Interest rates hold steady
As expected, the Federal Reserve left interest rates unchanged yesterday leaving the target for short-term rates at just 0.4%. The March statement did make the case for a prolonged period of economic stimulus by the Federal Reserve, noting that “global economic and financial developments continue to pose risks.” Amidst turmoil in overseas financial markets, this marks the third time this year the Federal Reserve has not moved forward with increasing short-term interest rates after hiking in December.
Interest rates were sharply lower after the rate decision, with the yield on the benchmark 10-year note down to 1.86%. Interest rates had a rough time last week after a slew of positive earnings announcements from banks had investors clamoring for riskier investments like equities. The rate decision today has provided some support for so-called “safe haven” investments like mortgages and government bonds, sending interest rates lower after reaching 30-day highs yesterday.

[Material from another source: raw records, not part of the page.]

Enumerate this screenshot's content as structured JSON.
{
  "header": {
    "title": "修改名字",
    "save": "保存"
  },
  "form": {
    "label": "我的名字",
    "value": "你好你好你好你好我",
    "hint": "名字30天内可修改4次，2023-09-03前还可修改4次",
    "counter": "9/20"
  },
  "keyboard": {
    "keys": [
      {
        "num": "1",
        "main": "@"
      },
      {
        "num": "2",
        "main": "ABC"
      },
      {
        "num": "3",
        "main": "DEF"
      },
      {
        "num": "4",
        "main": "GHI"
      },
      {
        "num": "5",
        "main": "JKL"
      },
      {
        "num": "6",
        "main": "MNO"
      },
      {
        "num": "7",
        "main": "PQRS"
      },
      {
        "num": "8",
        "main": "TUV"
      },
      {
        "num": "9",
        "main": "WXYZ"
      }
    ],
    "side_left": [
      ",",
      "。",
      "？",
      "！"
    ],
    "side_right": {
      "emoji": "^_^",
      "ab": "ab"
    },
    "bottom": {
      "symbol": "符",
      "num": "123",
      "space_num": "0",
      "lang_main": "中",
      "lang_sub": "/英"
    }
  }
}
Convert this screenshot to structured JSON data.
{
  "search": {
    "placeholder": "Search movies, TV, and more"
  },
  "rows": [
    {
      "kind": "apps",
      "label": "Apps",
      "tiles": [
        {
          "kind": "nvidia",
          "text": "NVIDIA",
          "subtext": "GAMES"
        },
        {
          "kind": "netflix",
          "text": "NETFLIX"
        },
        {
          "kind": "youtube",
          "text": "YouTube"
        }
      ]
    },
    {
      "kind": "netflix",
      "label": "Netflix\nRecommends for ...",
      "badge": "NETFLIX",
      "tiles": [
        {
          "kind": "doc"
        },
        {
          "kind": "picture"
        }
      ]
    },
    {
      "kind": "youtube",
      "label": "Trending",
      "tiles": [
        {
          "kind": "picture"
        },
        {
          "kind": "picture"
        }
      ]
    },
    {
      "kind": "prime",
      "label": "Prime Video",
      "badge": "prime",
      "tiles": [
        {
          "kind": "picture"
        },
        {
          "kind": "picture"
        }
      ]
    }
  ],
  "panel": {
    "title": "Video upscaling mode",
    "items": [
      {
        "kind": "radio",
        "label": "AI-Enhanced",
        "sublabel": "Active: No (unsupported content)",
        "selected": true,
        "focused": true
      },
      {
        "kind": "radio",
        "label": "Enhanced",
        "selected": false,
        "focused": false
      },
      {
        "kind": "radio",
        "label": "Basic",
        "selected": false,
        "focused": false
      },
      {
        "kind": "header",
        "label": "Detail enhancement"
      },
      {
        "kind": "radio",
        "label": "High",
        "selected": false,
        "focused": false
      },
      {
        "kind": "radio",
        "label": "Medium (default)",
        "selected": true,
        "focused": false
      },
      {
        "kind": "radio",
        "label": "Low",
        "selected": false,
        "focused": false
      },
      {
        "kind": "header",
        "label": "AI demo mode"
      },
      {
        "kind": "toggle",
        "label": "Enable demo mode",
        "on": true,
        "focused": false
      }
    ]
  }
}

The Fed rate decision headlines a week of economic data that has, so far, failed to cause a major reaction in the markets. New home sales and S&P/Case-Shiller home prices were in-line with economists’ estimates this week. New home sales were up 511,000 versus an expected increase of 520,000. Home prices averaged $182,790 in S&P/Case-Shiller’s 20-City Index, which was very close to the market’s expectation of $182,830.
For the rest of the week, it will be interesting to see if any of the Fed officials have anything to say about future rate hikes. Last month, several officials made hawkish statements after rate decisions caused interests rates to rise, but Fed Chairwoman Janet Yellen calmed the market’s fears about increasing rates in spite of the economic turmoil in China and the oil market.